The Diamond

Diamonds are beautiful, mysterious and rare. They survive an incredible journey to reach us, a journey that may have begun as long as 3.3 billion years ago. They are created when carbon is put under immense pressure and temperature deep within the earth—at distances of 250 miles or even greater.
 Diamonds come from two types of deposits. Primary deposits generally consist of diamond-bearing "pipes" of a volcanic rock called "kimberlite." From deep in the earth these deposits were carried to the surface in molten rock, known as magma. Secondary deposits, also referred to as alluvial, were formed as a result of erosion of material from primary deposits and contain diamonds that have traveled some distance from their original source.
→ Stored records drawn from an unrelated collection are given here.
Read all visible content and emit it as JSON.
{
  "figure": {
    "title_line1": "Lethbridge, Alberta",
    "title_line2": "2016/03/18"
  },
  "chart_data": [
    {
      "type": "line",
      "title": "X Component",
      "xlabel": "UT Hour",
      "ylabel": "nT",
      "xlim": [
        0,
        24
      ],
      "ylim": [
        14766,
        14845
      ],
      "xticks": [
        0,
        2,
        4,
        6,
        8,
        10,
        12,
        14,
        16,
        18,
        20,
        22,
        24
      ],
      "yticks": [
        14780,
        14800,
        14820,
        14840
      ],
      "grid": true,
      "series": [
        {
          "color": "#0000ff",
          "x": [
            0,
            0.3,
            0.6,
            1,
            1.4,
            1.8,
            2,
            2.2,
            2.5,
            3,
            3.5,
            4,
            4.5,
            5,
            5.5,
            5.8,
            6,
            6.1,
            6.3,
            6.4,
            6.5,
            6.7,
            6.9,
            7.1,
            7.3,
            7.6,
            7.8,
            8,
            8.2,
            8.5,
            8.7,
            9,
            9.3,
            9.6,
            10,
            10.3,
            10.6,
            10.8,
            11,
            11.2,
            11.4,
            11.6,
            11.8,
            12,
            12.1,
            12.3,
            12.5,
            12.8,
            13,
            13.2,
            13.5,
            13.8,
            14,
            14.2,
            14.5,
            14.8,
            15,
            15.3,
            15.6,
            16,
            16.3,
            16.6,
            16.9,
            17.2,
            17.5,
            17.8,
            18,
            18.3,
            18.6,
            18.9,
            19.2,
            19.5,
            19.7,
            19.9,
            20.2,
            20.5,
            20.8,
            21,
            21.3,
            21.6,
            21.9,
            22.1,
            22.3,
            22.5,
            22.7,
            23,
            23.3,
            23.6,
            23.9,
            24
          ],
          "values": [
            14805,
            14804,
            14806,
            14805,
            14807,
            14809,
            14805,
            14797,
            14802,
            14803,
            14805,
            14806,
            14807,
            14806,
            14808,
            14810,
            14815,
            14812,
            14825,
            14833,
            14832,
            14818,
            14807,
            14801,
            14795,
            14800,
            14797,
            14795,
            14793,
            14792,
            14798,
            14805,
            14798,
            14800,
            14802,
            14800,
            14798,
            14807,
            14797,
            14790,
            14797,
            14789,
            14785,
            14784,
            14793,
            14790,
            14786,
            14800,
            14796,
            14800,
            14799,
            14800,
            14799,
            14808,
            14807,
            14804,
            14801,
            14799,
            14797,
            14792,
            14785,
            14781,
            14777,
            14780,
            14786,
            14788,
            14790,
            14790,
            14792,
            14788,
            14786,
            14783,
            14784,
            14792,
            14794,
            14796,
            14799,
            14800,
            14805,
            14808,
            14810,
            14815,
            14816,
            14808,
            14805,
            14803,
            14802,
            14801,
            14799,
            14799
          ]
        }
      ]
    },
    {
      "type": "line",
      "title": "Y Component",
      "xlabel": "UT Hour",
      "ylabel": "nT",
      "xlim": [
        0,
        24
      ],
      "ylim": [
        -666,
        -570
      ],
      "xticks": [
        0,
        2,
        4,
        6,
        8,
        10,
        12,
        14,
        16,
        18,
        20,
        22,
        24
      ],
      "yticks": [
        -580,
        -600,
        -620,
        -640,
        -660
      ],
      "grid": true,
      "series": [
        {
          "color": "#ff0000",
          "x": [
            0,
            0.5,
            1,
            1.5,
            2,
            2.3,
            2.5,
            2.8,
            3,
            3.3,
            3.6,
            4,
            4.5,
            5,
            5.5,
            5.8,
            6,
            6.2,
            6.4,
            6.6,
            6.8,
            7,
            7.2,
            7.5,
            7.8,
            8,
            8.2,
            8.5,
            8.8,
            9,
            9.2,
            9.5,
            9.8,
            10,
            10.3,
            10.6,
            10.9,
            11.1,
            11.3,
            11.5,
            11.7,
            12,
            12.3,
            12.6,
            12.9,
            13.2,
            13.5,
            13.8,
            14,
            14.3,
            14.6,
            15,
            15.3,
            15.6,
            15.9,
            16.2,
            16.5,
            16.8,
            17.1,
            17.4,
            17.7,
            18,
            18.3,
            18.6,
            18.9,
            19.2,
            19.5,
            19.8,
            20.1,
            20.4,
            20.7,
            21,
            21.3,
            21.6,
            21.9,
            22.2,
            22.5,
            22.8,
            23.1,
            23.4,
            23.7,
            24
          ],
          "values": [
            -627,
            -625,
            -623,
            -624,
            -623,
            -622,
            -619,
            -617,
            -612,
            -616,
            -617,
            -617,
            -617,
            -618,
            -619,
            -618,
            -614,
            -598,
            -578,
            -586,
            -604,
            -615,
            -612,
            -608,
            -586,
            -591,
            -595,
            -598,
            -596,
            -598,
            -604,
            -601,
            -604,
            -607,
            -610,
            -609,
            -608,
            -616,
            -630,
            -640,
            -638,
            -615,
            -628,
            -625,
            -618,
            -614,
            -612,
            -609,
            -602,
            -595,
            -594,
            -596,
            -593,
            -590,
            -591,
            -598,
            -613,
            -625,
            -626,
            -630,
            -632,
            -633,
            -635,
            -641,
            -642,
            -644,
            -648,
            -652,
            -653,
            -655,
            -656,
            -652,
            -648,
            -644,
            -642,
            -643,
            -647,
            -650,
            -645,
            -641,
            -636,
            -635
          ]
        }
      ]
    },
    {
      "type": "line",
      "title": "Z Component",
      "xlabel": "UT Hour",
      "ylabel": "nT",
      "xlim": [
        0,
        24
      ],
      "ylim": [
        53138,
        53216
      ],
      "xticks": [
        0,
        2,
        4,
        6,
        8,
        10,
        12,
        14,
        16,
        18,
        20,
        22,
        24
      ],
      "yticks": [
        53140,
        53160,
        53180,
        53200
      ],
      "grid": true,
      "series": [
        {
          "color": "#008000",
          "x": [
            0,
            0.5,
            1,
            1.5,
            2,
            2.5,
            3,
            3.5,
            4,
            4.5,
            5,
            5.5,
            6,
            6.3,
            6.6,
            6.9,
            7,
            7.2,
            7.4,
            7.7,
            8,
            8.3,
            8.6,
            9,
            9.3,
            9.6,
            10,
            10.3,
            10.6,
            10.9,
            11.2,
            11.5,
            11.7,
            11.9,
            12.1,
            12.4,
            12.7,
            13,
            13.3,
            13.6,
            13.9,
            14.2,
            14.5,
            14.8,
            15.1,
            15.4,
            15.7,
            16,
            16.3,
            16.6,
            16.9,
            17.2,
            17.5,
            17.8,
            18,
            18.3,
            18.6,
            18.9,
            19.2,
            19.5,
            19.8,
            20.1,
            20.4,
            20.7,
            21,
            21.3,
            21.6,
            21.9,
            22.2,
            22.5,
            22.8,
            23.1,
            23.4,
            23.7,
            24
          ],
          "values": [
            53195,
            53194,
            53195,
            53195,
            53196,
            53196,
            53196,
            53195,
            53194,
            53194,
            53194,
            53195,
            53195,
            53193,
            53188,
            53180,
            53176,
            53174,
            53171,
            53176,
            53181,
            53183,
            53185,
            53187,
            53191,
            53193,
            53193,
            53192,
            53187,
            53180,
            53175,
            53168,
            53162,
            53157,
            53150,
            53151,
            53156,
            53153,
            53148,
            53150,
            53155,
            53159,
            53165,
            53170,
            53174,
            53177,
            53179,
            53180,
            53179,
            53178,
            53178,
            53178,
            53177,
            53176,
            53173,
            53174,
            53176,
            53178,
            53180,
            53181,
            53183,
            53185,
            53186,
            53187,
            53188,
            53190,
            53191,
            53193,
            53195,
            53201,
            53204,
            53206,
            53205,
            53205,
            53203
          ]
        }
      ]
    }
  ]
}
Even though world diamond production has tripled since 1980, diamonds remain a scarce resource. More than 12,000 kimberlite deposits have been found worldwide in the last 25 years, yet fewer than 1% have contained enough diamonds to make them economically viable. Geologists utilize many methods in diamond exploration, including satellite surveys, reconnaissance sampling and drilling in the ground. Some diamond producing countries include Botswana, Canada, Namibia, Russia, South Africa, Australia, and Tanzania.

After sorting, the diamonds are cut and polished. In ancient times, diamonds were left uncut and mounted into their settings, which gave each piece a dark, deep, mysterious look. In the 1400's diamonds started to be cut and polished.
Currently cutting and polishing take place in southern Africa, Belgium, China, India, Israel, Russia and the US, among other countries. Cutting a rough diamond takes great skill. A well-cut diamond reflects light within itself, from one facet to another, as well as through the top of the diamond, bringing out its spectral brilliance. The most popular cut is the 57 facet round brilliant.
After a stone has been cut, it is then polished and classified again, this time by its cut, color, clarity and carat weight, also known as the "Four Cs."
Cut: The art of polishing a diamond is to maximize its brilliance and fire (dispersion). A diamond that is cut too deep or too shallow will be less brilliant and ultimately, less valuable. The cut is the only factor of a polished diamond's value that is controlled by human hands.
Color: With diamonds, even the smallest variation in color can make a big difference. Colorless diamonds are the most popular, but nature has also created diamonds in all colors of the rainbow. All other 'Cs' being equal, the rarer the color, the more valuable the diamond is.
Clarity: Most diamonds contain naturally occurring inclusions, which developed while they were forming in the earth. The number, type, size, position and brightness of these inclusions can affect the clarity of a diamond, although most are too small to affect the beauty or brilliance of a stone.
Carat: As with all precious stones, the weight – and therefore the size – of a diamond is expressed in carats. One carat (equivalent to 0.2 grams) can be divided into 100 'points'.